Co niszczy witaminy z grupy B? Tak nie przyrządzaj swoich posiłków! Sprawdź, które produkty trzeba chronić i jak się z nimi obchodzić

Anna Rokicka-Żuk
Ziemniaki to istotne źródło witamin B w polskiej diecie, ale podczas ich przygotowania wiele osób popełnia błąd.
Ziemniaki to istotne źródło witamin B w polskiej diecie, ale podczas ich przygotowania wiele osób popełnia błąd. bialasiewicz/123RF
Potrzebujemy ich, by mieć sprawne mięśnie i mózg, a także zdrową skórę. W klasycznej diecie witamin z grupy B zwykle nie brakuje, jednak nieodpowiednie obchodzenie się z żywnością może drastycznie obniżać ich poziom w posiłkach. Biorąc pod uwagę to, jak wiele czynników przyczynia się do wypłukiwania ich z organizmu, jest to prosty przepis na niedobory! Wyjaśniamy, co niszczy poszczególne witaminy B w produktach spożywczych i które z nich w szczególności powinniśmy przygotowywać w inny sposób.

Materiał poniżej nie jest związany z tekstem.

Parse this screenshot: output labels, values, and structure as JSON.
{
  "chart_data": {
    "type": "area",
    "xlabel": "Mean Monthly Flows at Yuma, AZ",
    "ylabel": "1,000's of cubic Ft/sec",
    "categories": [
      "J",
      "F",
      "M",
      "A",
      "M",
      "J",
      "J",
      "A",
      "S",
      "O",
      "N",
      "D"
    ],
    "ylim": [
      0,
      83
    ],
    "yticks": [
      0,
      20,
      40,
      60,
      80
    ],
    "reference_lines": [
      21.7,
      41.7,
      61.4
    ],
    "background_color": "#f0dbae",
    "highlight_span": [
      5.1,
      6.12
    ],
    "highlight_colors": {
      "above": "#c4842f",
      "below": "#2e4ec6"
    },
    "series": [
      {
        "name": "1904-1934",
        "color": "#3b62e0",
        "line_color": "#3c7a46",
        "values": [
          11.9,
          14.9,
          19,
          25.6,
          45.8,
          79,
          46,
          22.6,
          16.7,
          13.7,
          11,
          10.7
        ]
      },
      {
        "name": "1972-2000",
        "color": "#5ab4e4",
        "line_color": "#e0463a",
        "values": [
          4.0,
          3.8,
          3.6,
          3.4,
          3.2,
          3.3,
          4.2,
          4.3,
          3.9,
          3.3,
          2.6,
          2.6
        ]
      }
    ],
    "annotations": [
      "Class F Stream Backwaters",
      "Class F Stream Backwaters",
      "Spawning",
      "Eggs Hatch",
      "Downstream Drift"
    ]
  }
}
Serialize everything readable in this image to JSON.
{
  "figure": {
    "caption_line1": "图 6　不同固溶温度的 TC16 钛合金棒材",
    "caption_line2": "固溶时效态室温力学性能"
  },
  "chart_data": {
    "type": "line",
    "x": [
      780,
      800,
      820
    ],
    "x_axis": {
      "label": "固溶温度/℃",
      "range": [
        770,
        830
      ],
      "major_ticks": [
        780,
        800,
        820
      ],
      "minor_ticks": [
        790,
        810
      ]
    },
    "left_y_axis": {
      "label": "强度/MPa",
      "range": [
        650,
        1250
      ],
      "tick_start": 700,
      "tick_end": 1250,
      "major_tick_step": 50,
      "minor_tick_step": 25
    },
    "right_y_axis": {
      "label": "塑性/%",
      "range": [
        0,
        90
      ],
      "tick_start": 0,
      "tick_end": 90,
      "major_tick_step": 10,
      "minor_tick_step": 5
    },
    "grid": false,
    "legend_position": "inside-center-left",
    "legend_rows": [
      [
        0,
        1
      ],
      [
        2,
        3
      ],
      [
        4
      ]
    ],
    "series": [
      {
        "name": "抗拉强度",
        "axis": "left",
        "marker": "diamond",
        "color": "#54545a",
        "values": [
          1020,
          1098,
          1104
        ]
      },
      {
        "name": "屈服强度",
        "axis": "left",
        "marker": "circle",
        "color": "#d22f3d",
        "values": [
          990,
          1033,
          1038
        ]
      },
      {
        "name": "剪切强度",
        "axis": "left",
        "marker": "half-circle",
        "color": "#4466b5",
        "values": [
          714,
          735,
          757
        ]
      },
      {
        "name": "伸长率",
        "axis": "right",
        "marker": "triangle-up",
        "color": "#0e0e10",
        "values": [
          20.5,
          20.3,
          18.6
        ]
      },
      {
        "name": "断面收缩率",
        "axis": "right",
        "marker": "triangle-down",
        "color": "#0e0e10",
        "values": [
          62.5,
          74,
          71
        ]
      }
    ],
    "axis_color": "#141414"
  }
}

Witaminy B to grupa związków kluczowych dla zdrowia, które niestety są tracone podczas przechowywania produktów, ich przygotowania oraz przyrządzania posiłków – nie mówiąc już o złych nawykach, które powodują „wypłukiwanie” tych składników z organizmu.

Tymczasem witaminy B to substancje niezbędne dla układu nerwowego, krwiotwórczego i rozrodczego, a także mięśni, skóry i naszych genów, które muszą być stale dostarczane do ustroju wraz z dietą. Warto więc wiedzieć, jak uniknąć ich nadmiernych strat w jedzeniu, a co za tym idzie – zmniejszyć ryzyko możliwych niedoborów tych składników.

Spis treści

Co niszczy witaminy B w jedzeniu?

Witaminy B są stosunkowo wrażliwe na przetwarzanie i działanie niszczących czynników, takich jak światło czy tlen zawarty w powietrzu. Wymagane dla zdrowia ilości bywają nawet kilkukrotnie wyższe od podawanych norm, a zawartość w surowcach – niższa niż podają tabele.

Zwiększone zapotrzebowanie na witaminy z grupy B to wynik współczesnego stylu życia – dodatkowe ilości tych związków są tracone m.in. pod wpływem sięgania po produkty słodzone, alkohol czy niektóre leki.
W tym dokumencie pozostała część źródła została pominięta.